I read a lot of game blogs. In terms of criticisms blogs, one of the sites I really enjoy is www.gamecritics.com. They are quite smart, they generally write solid reviews from a critical perspective, and they review somewhat random stuff, which lets me check out games I’ve never even heard of.

I bring this up because they recently reviewed Batman here. It’s a good review worth your read, but what interests me is that it’s a review written by a fan, as illustrated by the article’s deep look at the treatment of the Scarecrow and Poison Ivy. This blog isn’t written by a fan. I like Batman, but I don’t really care about his universe. Poison Ivy doesn’t bother me any more than the Penguin does — it’s a cheesy villain from a time when comic books were cheesier. But the core point of the article corresponds exactly to what I’ve witnessed in the best moments of this game; it makes you feel like Batman, and that’s the goal it needed to hit.

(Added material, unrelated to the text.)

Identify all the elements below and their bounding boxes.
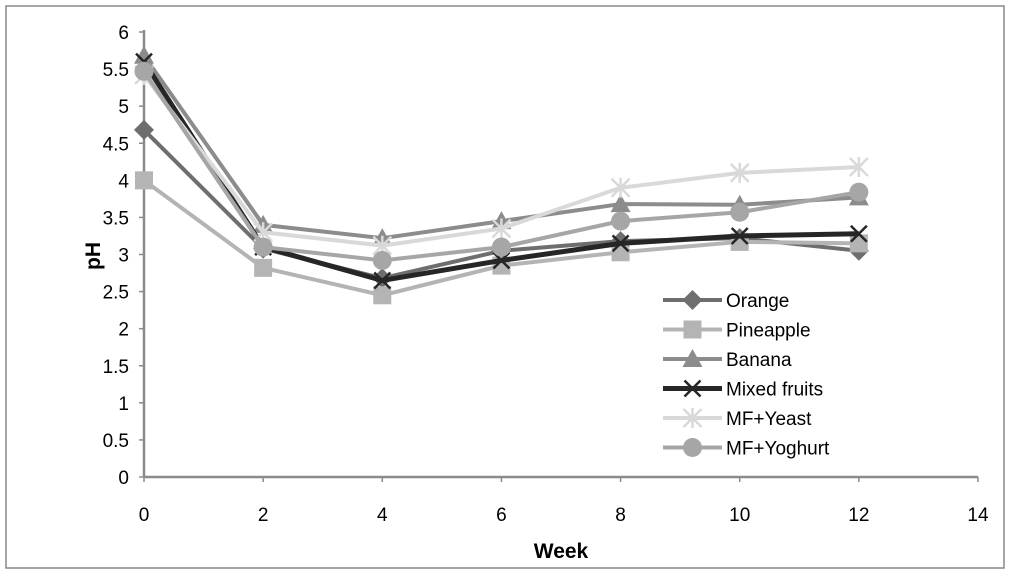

Speaking of which, this day’s session is all about the stealth takedowns. I come back to the predator fight in the garden. I take one more death before I figure out a way to not get shot. As I’m leaving the garden, Joker (off-stage) injects Ivy with the Titan serum, and plant growth on the island goes crazy. The whole island is overrun with vines and plant growth, and there are all of these weird buds that shoot at me with pink energy balls when I walk too close to them. I don’t know what they are, and I don’t know how to beat them. They also are very dissonant with the tone, and it takes me out of the universe. I run past them to find a guy who tells me where Croc’s cell is, and heading back out into the grounds to get there.

But what I’m actually doing out on the grounds next is trying to break into a mansion which has a sniper on top. The entrance is clearly near the sniper, but the ledge he’s on is covered with spikes and I can’t grapple up there. So instead I need to look around the building to figure out a way to reach that ledge while avoiding the sniper’s deadly shot. I end up climbing a tower across the grounds and using my line cable to zip on to the sniper’s platform. He tries to shoot me as I’m zipping across and misses. That’s Batman.

The wonderful Batman-ness continues inside the mansion. There’s a big bunch of armed goons in a room, and they’ve rigged the gargoyles with proximity explosives, so that they will blow up as soon as I get near them.  So it’s a predator stage, but I have to stay mostly on the ground. This is HARD and I die several times. But there is nothing like skulking around a catwalk, taking out a guard silently, running like a maniac away from the body to avoid getting shot, and then waiting two minutes for them to disperse again. It’s so Dark Knight you can taste the justice.

Exiting the room leads quickly to another Scarecrow scene. The beginning of the scene is OSSIM, a reversal of the game’s intro where you are the Joker and the Batman is the prisoner you are driving to and following into Arkham. You switch perspective to Batman, where Scarecrow, Harley, and the Joker discuss you, and then the Joker shoots you. You die and get a typical retry scene, but instead of restarting the scene, you end up in digging yourself out of a grave surrounded by crazy Batmen rocking themselves or babbling uncontrollably. All very Eternal Darkness. So, so good.

But it’s followed by another giant Scarecrow scene. Ugh. It’s visually well-done, and in any other game, I would be cool with this play style. But this is BATMAN. I don’t want to run around a nightmare world with a giant cartoon villain. I don’t want to fight Zelda-like bomb-shooting flowers. I want to hide from snipers and drop from the shadows to club a thug. That’s clearly what Batman is to me, and the more the game sticks to it, the better it is.

Anyway, about halfway through the Scarecrow scene is a wall I can’t jump and some crate on a cable I don’t know what to do with, so I’m calling it a day. I’ll tough through the rest of this stupid scene out tomorrow.